- Born: 1972 (age 53–54) Erbil, Iraq
- Citizenship: Iraq
- Education: University of Orléans (Law) University of Paris 1 Panthéon-Sorbonne (Master's, PhD)
- Occupation: Diplomat
- Years active: 2009–present
- Known for: Youngest appointed Iraqi ambassador (at age 37)
- Title: Ambassador of Iraq to Italy, Non-resident ambassador to San Marino and Malta, Permanent Representative to International Organizations in Rome
- Term: 2022–present
- Awards: Knight of Parte Guelfa (2022), Senator in Parte Guelfa (2024)

= Saywan Barzani =

Iraqi diplomat

Saywan Sabir Mustafa Barzani (Arabic: سيوان بارزانی) is an Iraqi diplomat.
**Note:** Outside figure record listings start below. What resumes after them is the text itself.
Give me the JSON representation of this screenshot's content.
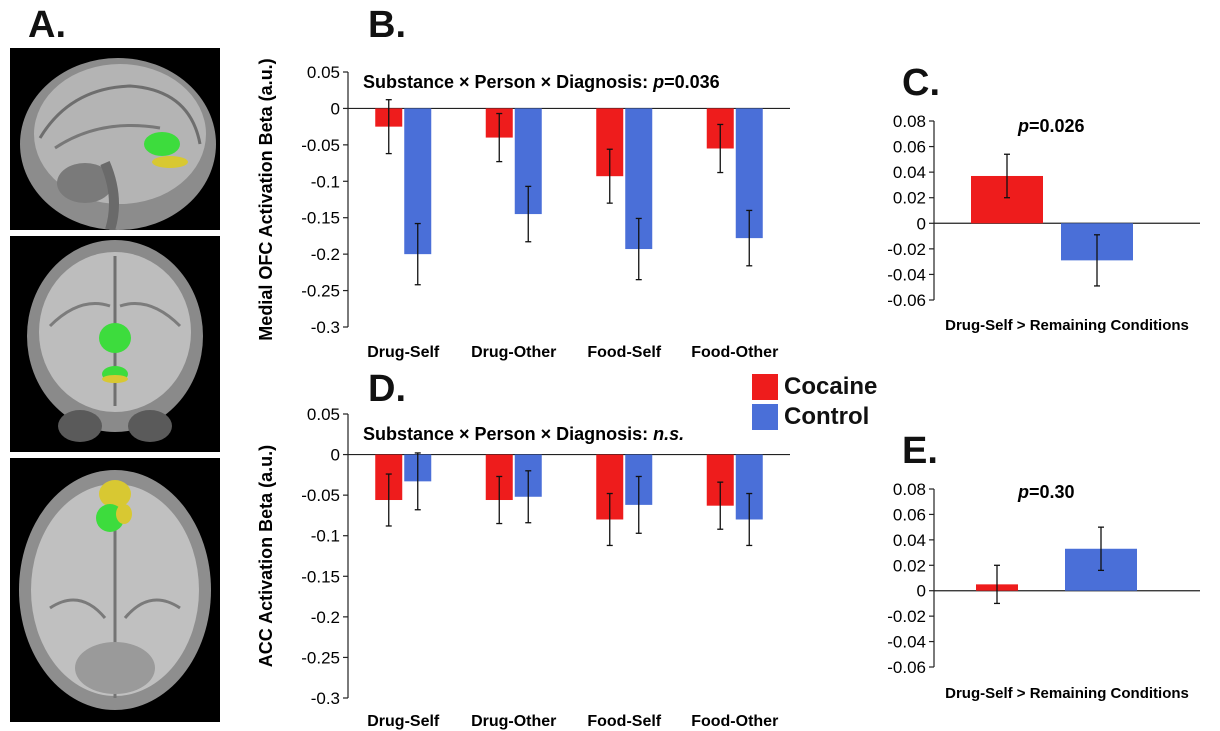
{
  "panels": {
    "a": "A.",
    "b": "B.",
    "c": "C.",
    "d": "D.",
    "e": "E."
  },
  "brain_images": [
    {
      "view": "sagittal",
      "regions": [
        "green",
        "yellow"
      ]
    },
    {
      "view": "coronal",
      "regions": [
        "green",
        "yellow"
      ]
    },
    {
      "view": "axial",
      "regions": [
        "yellow",
        "green"
      ]
    }
  ],
  "colors": {
    "cocaine": "#ee1c1c",
    "control": "#4a6fd8",
    "region_green": "#3ddc3d",
    "region_yellow": "#d8c832"
  },
  "legend": [
    {
      "label": "Cocaine",
      "color": "#ee1c1c"
    },
    {
      "label": "Control",
      "color": "#4a6fd8"
    }
  ],
  "chart_data": [
    {
      "panel": "B",
      "type": "bar",
      "title": "Substance × Person × Diagnosis: p=0.036",
      "title_parts": [
        "Substance × Person × Diagnosis: ",
        "p",
        "=0.036"
      ],
      "ylabel": "Medial OFC Activation Beta (a.u.)",
      "ylim": [
        -0.3,
        0.05
      ],
      "yticks": [
        0.05,
        0,
        -0.05,
        -0.1,
        -0.15,
        -0.2,
        -0.25,
        -0.3
      ],
      "yticklabels": [
        "0.05",
        "0",
        "-0.05",
        "-0.1",
        "-0.15",
        "-0.2",
        "-0.25",
        "-0.3"
      ],
      "categories": [
        "Drug-Self",
        "Drug-Other",
        "Food-Self",
        "Food-Other"
      ],
      "series": [
        {
          "name": "Cocaine",
          "values": [
            -0.025,
            -0.04,
            -0.093,
            -0.055
          ],
          "errors": [
            0.037,
            0.033,
            0.037,
            0.033
          ]
        },
        {
          "name": "Control",
          "values": [
            -0.2,
            -0.145,
            -0.193,
            -0.178
          ],
          "errors": [
            0.042,
            0.038,
            0.042,
            0.038
          ]
        }
      ]
    },
    {
      "panel": "C",
      "type": "bar",
      "title": "p=0.026",
      "title_parts": [
        "",
        "p",
        "=0.026"
      ],
      "xlabel": "Drug-Self > Remaining Conditions",
      "ylim": [
        -0.06,
        0.08
      ],
      "yticks": [
        0.08,
        0.06,
        0.04,
        0.02,
        0,
        -0.02,
        -0.04,
        -0.06
      ],
      "yticklabels": [
        "0.08",
        "0.06",
        "0.04",
        "0.02",
        "0",
        "-0.02",
        "-0.04",
        "-0.06"
      ],
      "categories": [
        "Drug-Self > Remaining Conditions"
      ],
      "series": [
        {
          "name": "Cocaine",
          "values": [
            0.037
          ],
          "errors": [
            0.017
          ]
        },
        {
          "name": "Control",
          "values": [
            -0.029
          ],
          "errors": [
            0.02
          ]
        }
      ]
    },
    {
      "panel": "D",
      "type": "bar",
      "title": "Substance × Person × Diagnosis: n.s.",
      "title_parts": [
        "Substance × Person × Diagnosis: ",
        "n.s.",
        ""
      ],
      "ylabel": "ACC Activation Beta (a.u.)",
      "ylim": [
        -0.3,
        0.05
      ],
      "yticks": [
        0.05,
        0,
        -0.05,
        -0.1,
        -0.15,
        -0.2,
        -0.25,
        -0.3
      ],
      "yticklabels": [
        "0.05",
        "0",
        "-0.05",
        "-0.1",
        "-0.15",
        "-0.2",
        "-0.25",
        "-0.3"
      ],
      "categories": [
        "Drug-Self",
        "Drug-Other",
        "Food-Self",
        "Food-Other"
      ],
      "series": [
        {
          "name": "Cocaine",
          "values": [
            -0.056,
            -0.056,
            -0.08,
            -0.063
          ],
          "errors": [
            0.032,
            0.029,
            0.032,
            0.029
          ]
        },
        {
          "name": "Control",
          "values": [
            -0.033,
            -0.052,
            -0.062,
            -0.08
          ],
          "errors": [
            0.035,
            0.032,
            0.035,
            0.032
          ]
        }
      ]
    },
    {
      "panel": "E",
      "type": "bar",
      "title": "p=0.30",
      "title_parts": [
        "",
        "p",
        "=0.30"
      ],
      "xlabel": "Drug-Self > Remaining Conditions",
      "ylim": [
        -0.06,
        0.08
      ],
      "yticks": [
        0.08,
        0.06,
        0.04,
        0.02,
        0,
        -0.02,
        -0.04,
        -0.06
      ],
      "yticklabels": [
        "0.08",
        "0.06",
        "0.04",
        "0.02",
        "0",
        "-0.02",
        "-0.04",
        "-0.06"
      ],
      "categories": [
        "Drug-Self > Remaining Conditions"
      ],
      "series": [
        {
          "name": "Cocaine",
          "values": [
            0.005
          ],
          "errors": [
            0.015
          ]
        },
        {
          "name": "Control",
          "values": [
            0.033
          ],
          "errors": [
            0.017
          ]
        }
      ]
    }
  ]
}
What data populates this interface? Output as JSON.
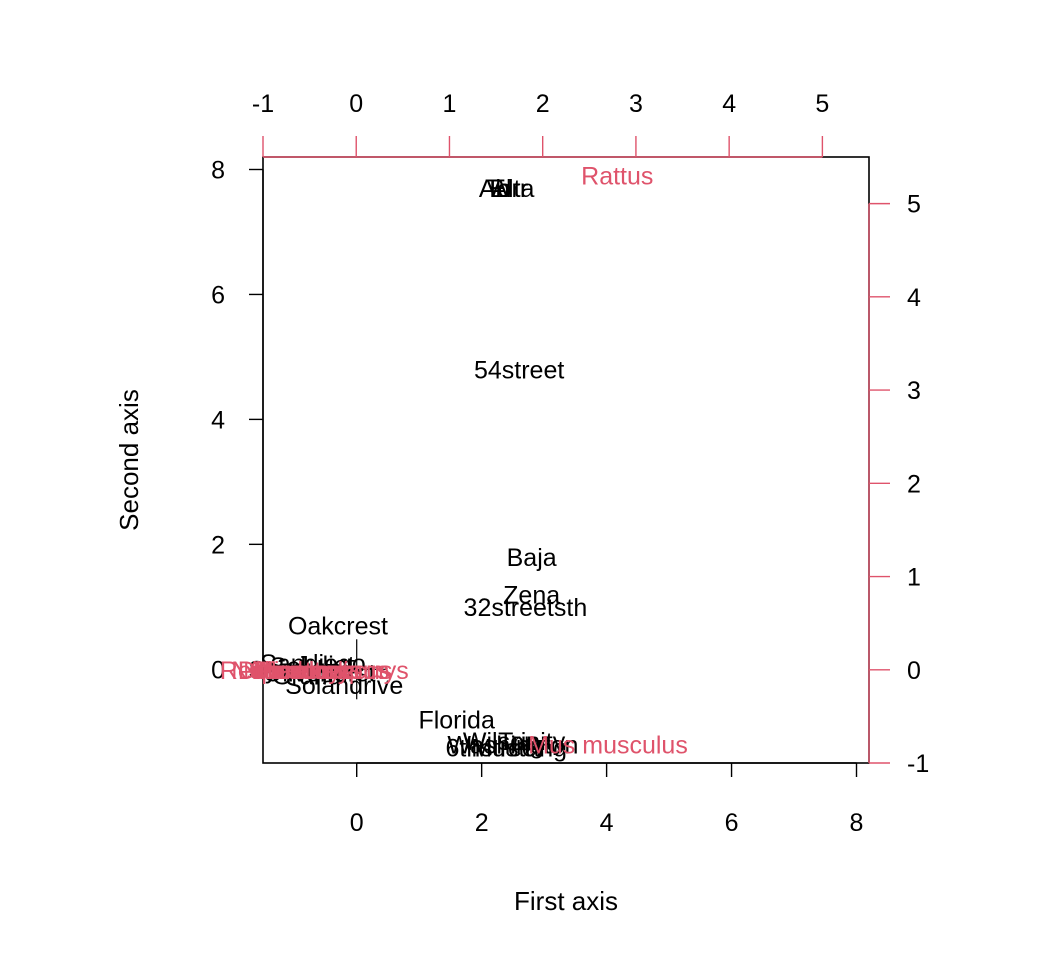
{
  "chart_data": {
    "type": "scatter",
    "subtype": "biplot",
    "title": "",
    "xlabel": "First axis",
    "ylabel": "Second axis",
    "grid": false,
    "legend": "none",
    "colors": {
      "sites": "#000000",
      "species": "#DF536B"
    },
    "sites_axes": {
      "xlim": [
        -1.5,
        8.2
      ],
      "ylim": [
        -1.5,
        8.2
      ],
      "xticks": [
        0,
        2,
        4,
        6,
        8
      ],
      "yticks": [
        0,
        2,
        4,
        6,
        8
      ]
    },
    "species_axes": {
      "xlim": [
        -1.0,
        5.5
      ],
      "ylim": [
        -1.0,
        5.5
      ],
      "xticks": [
        -1,
        0,
        1,
        2,
        3,
        4,
        5
      ],
      "yticks": [
        -1,
        0,
        1,
        2,
        3,
        4,
        5
      ]
    },
    "site_points": [
      {
        "label": "Ab",
        "x": 2.2,
        "y": 7.7
      },
      {
        "label": "El",
        "x": 2.3,
        "y": 7.7
      },
      {
        "label": "Alta",
        "x": 2.5,
        "y": 7.7
      },
      {
        "label": "Torr",
        "x": 2.4,
        "y": 7.7
      },
      {
        "label": "54street",
        "x": 2.6,
        "y": 4.8
      },
      {
        "label": "Baja",
        "x": 2.8,
        "y": 1.8
      },
      {
        "label": "Zena",
        "x": 2.8,
        "y": 1.2
      },
      {
        "label": "32streetsth",
        "x": 2.7,
        "y": 1.0
      },
      {
        "label": "Oakcrest",
        "x": -0.3,
        "y": 0.7
      },
      {
        "label": "Florida",
        "x": 1.6,
        "y": -0.8
      },
      {
        "label": "Wilson",
        "x": 2.3,
        "y": -1.15
      },
      {
        "label": "Washington",
        "x": 2.5,
        "y": -1.2
      },
      {
        "label": "Trinity",
        "x": 2.8,
        "y": -1.15
      },
      {
        "label": "6thstreet",
        "x": 2.2,
        "y": -1.25
      },
      {
        "label": "Mustang",
        "x": 2.6,
        "y": -1.25
      },
      {
        "label": "Sandiego",
        "x": -0.7,
        "y": 0.1
      },
      {
        "label": "Syracuse",
        "x": -0.9,
        "y": 0.0
      },
      {
        "label": "Olivehurst",
        "x": -0.6,
        "y": -0.05
      },
      {
        "label": "Grand",
        "x": -0.8,
        "y": -0.1
      },
      {
        "label": "Sol",
        "x": -1.1,
        "y": 0.05
      },
      {
        "label": "Solandrive",
        "x": -0.2,
        "y": -0.25
      },
      {
        "label": "Laurel",
        "x": -0.7,
        "y": 0.02
      },
      {
        "label": "Juliet",
        "x": -0.5,
        "y": 0.08
      }
    ],
    "species_points": [
      {
        "label": "Rattus",
        "x": 2.8,
        "y": 5.3
      },
      {
        "label": "Mus musculus",
        "x": 2.7,
        "y": -0.8
      },
      {
        "label": "Neotoma",
        "x": -0.5,
        "y": 0.0
      },
      {
        "label": "Peromyscus",
        "x": -0.35,
        "y": 0.0
      },
      {
        "label": "Microtus",
        "x": -0.6,
        "y": 0.0
      },
      {
        "label": "Reithrodontomys",
        "x": -0.45,
        "y": 0.0
      },
      {
        "label": "Chaetodipus",
        "x": -0.4,
        "y": 0.0
      },
      {
        "label": "Dipodomys",
        "x": -0.6,
        "y": 0.0
      },
      {
        "label": "Notiosorex",
        "x": -0.7,
        "y": 0.0
      }
    ]
  }
}
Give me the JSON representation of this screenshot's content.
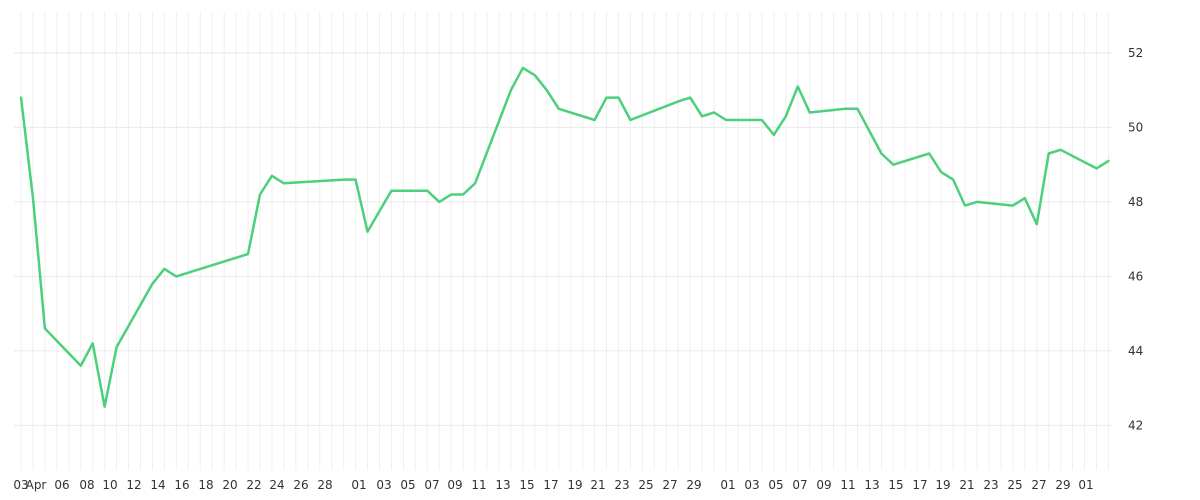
{
  "chart_data": {
    "type": "line",
    "title": "",
    "xlabel": "",
    "ylabel": "",
    "x_ticks": [
      "03",
      "Apr",
      "06",
      "08",
      "10",
      "12",
      "14",
      "16",
      "18",
      "20",
      "22",
      "24",
      "26",
      "28",
      "01",
      "03",
      "05",
      "07",
      "09",
      "11",
      "13",
      "15",
      "17",
      "19",
      "21",
      "23",
      "25",
      "27",
      "29",
      "01",
      "03",
      "05",
      "07",
      "09",
      "11",
      "13",
      "15",
      "17",
      "19",
      "21",
      "23",
      "25",
      "27",
      "29",
      "01"
    ],
    "y_ticks": [
      "42",
      "44",
      "46",
      "48",
      "50",
      "52"
    ],
    "ylim": [
      40.8,
      53.1
    ],
    "grid": true,
    "y_axis_position": "right",
    "series": [
      {
        "color": "#4cd07d",
        "x": [
          "03-03",
          "03-04",
          "03-05",
          "03-08",
          "03-09",
          "03-10",
          "03-11",
          "03-14",
          "03-15",
          "03-16",
          "03-17",
          "03-22",
          "03-23",
          "03-24",
          "03-25",
          "03-30",
          "03-31",
          "04-01",
          "04-03",
          "04-06",
          "04-07",
          "04-08",
          "04-09",
          "04-10",
          "04-13",
          "04-14",
          "04-15",
          "04-16",
          "04-17",
          "04-20",
          "04-21",
          "04-22",
          "04-23",
          "04-27",
          "04-28",
          "04-29",
          "04-30",
          "05-01",
          "05-04",
          "05-05",
          "05-06",
          "05-07",
          "05-08",
          "05-11",
          "05-12",
          "05-14",
          "05-15",
          "05-18",
          "05-19",
          "05-20",
          "05-21",
          "05-22",
          "05-25",
          "05-26",
          "05-27",
          "05-28",
          "05-29",
          "06-01",
          "06-02"
        ],
        "values": [
          50.8,
          48.1,
          44.6,
          43.6,
          44.2,
          42.5,
          44.1,
          45.8,
          46.2,
          46.0,
          46.1,
          46.6,
          48.2,
          48.7,
          48.5,
          48.6,
          48.6,
          47.2,
          48.3,
          48.3,
          48.0,
          48.2,
          48.2,
          48.5,
          51.0,
          51.6,
          51.4,
          51.0,
          50.5,
          50.2,
          50.8,
          50.8,
          50.2,
          50.7,
          50.8,
          50.3,
          50.4,
          50.2,
          50.2,
          49.8,
          50.3,
          51.1,
          50.4,
          50.5,
          50.5,
          49.3,
          49.0,
          49.3,
          48.8,
          48.6,
          47.9,
          48.0,
          47.9,
          48.1,
          47.4,
          49.3,
          49.4,
          48.9,
          49.1
        ]
      }
    ]
  }
}
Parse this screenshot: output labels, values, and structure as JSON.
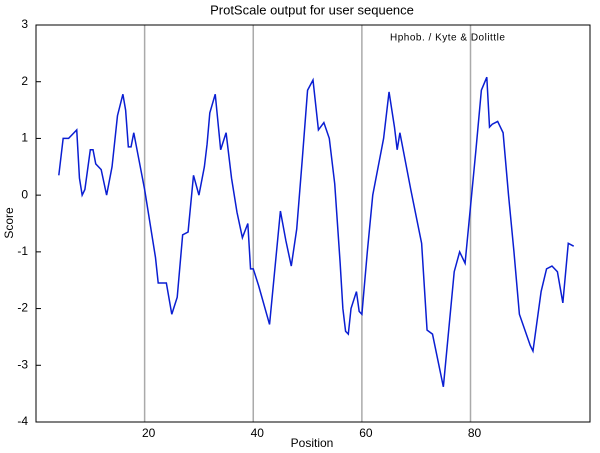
{
  "chart_data": {
    "type": "line",
    "title": "ProtScale output for user sequence",
    "annotation": "Hphob.  / Kyte & Dolittle",
    "x_label": "Position",
    "y_label": "Score",
    "xlim": [
      0,
      102
    ],
    "ylim": [
      -4,
      3
    ],
    "xticks": [
      20,
      40,
      60,
      80
    ],
    "yticks": [
      -4,
      -3,
      -2,
      -1,
      0,
      1,
      2,
      3
    ],
    "grid": "x",
    "series": [
      {
        "name": "Hphob.  / Kyte & Dolittle",
        "color": "#0a1ed2",
        "x": [
          4.2,
          5,
          6,
          7,
          7.5,
          8,
          8.5,
          9,
          10,
          10.5,
          11,
          12,
          13,
          14,
          15,
          16,
          16.5,
          17,
          17.5,
          18,
          19,
          20,
          21,
          22,
          22.5,
          23,
          24,
          25,
          26,
          27,
          28,
          29,
          30,
          31,
          31.5,
          32,
          33,
          34,
          35,
          36,
          37,
          38,
          39,
          39.5,
          40,
          41,
          43,
          45,
          46,
          47,
          48,
          49,
          50,
          51,
          52,
          53,
          54,
          55,
          56,
          56.5,
          57,
          57.5,
          58,
          59,
          59.5,
          60,
          61,
          62,
          63,
          64,
          65,
          66,
          66.5,
          67,
          68,
          69,
          71,
          72,
          73,
          75,
          77,
          78,
          79,
          81,
          82,
          83,
          83.5,
          84,
          85,
          86,
          87,
          88,
          89,
          91,
          91.5,
          93,
          94,
          95,
          96,
          97,
          98,
          99
        ],
        "values": [
          0.35,
          1.0,
          1.0,
          1.1,
          1.15,
          0.3,
          0.0,
          0.1,
          0.8,
          0.8,
          0.55,
          0.45,
          0.0,
          0.5,
          1.4,
          1.78,
          1.5,
          0.85,
          0.85,
          1.1,
          0.6,
          0.1,
          -0.5,
          -1.1,
          -1.55,
          -1.55,
          -1.55,
          -2.1,
          -1.8,
          -0.7,
          -0.65,
          0.35,
          0.0,
          0.5,
          0.9,
          1.45,
          1.78,
          0.8,
          1.1,
          0.3,
          -0.3,
          -0.75,
          -0.5,
          -1.3,
          -1.3,
          -1.6,
          -2.28,
          -0.28,
          -0.8,
          -1.25,
          -0.6,
          0.6,
          1.85,
          2.03,
          1.15,
          1.28,
          1.0,
          0.2,
          -1.2,
          -2.0,
          -2.4,
          -2.45,
          -2.0,
          -1.7,
          -2.05,
          -2.1,
          -1.0,
          0.0,
          0.5,
          1.0,
          1.82,
          1.2,
          0.8,
          1.1,
          0.6,
          0.1,
          -0.85,
          -2.38,
          -2.45,
          -3.38,
          -1.35,
          -1.0,
          -1.2,
          0.8,
          1.85,
          2.08,
          1.2,
          1.25,
          1.3,
          1.1,
          0.0,
          -1.0,
          -2.1,
          -2.65,
          -2.75,
          -1.7,
          -1.3,
          -1.25,
          -1.35,
          -1.9,
          -0.85,
          -0.9
        ]
      }
    ]
  }
}
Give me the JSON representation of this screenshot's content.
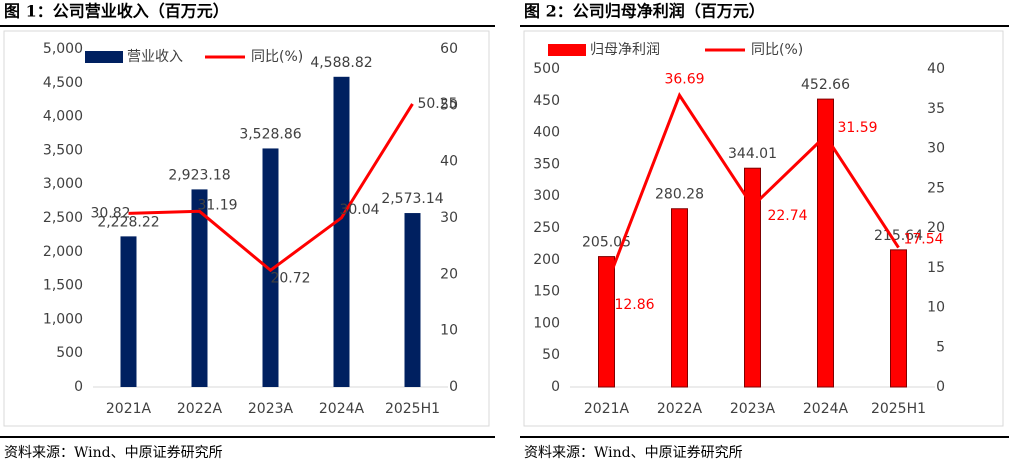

He was elected unanimously by the Iraqi National Assembly (Parliament) on July 17, 2009, becoming the youngest ever appointed ambassador at the age of 37. He currently is the ambassador of Iraq to Italy, Non resident ambassador to The Republic of San Marino and to Malta. He is also the Permanent Representative to The International Organisations Based in Rome.

== Life and career==

Saywan Sabir Mustafa Barzani was born in Erbil, Iraq. He moved to Iran with his family when he was a child and lived there for around 7 years. He studied Law from the University of Orléans and also holds a master's degree and a PhD in political science from the University of Paris I Panthéon – Sorbonne. Barzani is Knight of Parte Guelfa in Florence since 2022, and Senator in the same order on 2024.

From 2019 to 2022 he served as the Iraqi Ambassador to Portugal. Barzani was the Permanent Representative of the Republic of Iraq to the Organisation for the Prohibition of Chemical Weapons. The same year, he became the ambassador of Iraq to the Netherlands. Before that, he was the Iraqi ambassador to Italy.